The Armenian cemetery in Nicosia, near the dividing line, which splits the Cyprus capital into two, stands as a vivid evidence of the history of the Armenian community on this East Mediterranean island Republic, long before the Armenian Genocide, Kyriaki Christodoulou writes in a piece for Cyprus News Agency.
The cemetery, located near the Ledra Palace Hotel, in the UN-controlled buffer zone, and the Law Courts, carries a long history that dates back to the 15th Century, when it became – according to the records – a burial site for the Lusignans and the Dominicans.
In late March 2010 a commemorative plaque was placed. It lists the names of the 419 people buried there, along with their burial dates.
Father Momik of the Armenian Prelature says the Armenian cemetery is a historical symbol for the Armenian community of Cyprus.
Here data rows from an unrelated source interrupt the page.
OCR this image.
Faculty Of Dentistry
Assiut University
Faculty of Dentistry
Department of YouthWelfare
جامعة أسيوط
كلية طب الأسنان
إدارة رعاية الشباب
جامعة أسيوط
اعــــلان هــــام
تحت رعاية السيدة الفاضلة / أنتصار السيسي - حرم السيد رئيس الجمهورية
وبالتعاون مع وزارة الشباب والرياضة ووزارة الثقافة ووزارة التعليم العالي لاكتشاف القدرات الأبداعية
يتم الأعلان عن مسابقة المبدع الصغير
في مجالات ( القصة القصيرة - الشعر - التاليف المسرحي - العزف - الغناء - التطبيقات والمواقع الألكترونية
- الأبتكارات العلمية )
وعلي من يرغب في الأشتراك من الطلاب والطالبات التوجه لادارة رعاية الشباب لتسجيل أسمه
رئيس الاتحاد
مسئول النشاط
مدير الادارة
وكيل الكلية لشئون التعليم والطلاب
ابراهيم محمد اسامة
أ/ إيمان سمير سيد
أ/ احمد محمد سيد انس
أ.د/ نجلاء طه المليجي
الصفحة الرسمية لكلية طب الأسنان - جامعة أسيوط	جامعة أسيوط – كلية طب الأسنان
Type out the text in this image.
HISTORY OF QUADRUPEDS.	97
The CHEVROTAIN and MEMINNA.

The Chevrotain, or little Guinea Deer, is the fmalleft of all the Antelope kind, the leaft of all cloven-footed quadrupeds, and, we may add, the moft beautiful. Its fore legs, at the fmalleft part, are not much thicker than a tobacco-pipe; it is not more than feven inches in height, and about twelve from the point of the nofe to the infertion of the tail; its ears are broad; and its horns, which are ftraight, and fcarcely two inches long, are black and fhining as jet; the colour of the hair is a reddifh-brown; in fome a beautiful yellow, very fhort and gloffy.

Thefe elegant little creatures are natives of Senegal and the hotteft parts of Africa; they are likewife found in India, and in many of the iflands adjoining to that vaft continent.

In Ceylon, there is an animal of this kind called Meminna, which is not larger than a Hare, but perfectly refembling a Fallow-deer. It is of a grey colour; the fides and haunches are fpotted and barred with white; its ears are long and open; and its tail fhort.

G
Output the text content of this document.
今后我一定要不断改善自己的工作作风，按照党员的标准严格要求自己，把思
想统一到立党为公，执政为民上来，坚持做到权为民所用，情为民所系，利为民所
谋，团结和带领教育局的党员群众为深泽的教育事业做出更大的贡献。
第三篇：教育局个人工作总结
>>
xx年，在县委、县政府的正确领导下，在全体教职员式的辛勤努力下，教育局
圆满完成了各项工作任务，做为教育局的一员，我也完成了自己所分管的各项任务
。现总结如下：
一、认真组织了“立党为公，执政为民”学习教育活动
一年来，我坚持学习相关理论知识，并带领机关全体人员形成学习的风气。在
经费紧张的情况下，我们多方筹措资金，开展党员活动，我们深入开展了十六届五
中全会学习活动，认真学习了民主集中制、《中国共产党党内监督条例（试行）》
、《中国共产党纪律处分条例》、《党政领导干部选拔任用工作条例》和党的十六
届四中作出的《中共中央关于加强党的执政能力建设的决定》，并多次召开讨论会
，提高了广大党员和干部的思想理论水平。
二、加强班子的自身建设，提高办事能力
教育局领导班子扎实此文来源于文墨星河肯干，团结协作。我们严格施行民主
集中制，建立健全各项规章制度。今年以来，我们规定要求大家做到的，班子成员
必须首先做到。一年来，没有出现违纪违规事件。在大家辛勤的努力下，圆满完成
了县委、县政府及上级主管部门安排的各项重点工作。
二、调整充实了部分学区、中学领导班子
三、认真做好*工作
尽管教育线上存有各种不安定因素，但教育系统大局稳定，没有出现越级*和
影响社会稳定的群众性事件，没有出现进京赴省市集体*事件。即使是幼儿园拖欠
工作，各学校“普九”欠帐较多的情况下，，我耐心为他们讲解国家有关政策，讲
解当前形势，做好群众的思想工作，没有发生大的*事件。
According to him, it is a historic monument showing that the Armenians used to live on the island long before the Genocide.
The Armenian MP in the House of Representatives, Vartkes Mahdessian told the CNA that “the cemetery is very important, being a reminder that Armenians used to live in Cyprus long before the Armenian Genocide. Our ancestors, many of whom were refugees of the Genocide, are buried there and therefore this is important for us.”
He expressed his gratitude to the Ministry of the Interior for its financial contribution that made the restoration possible and hoped that the site would be included in the Nicosia sightseeing tours.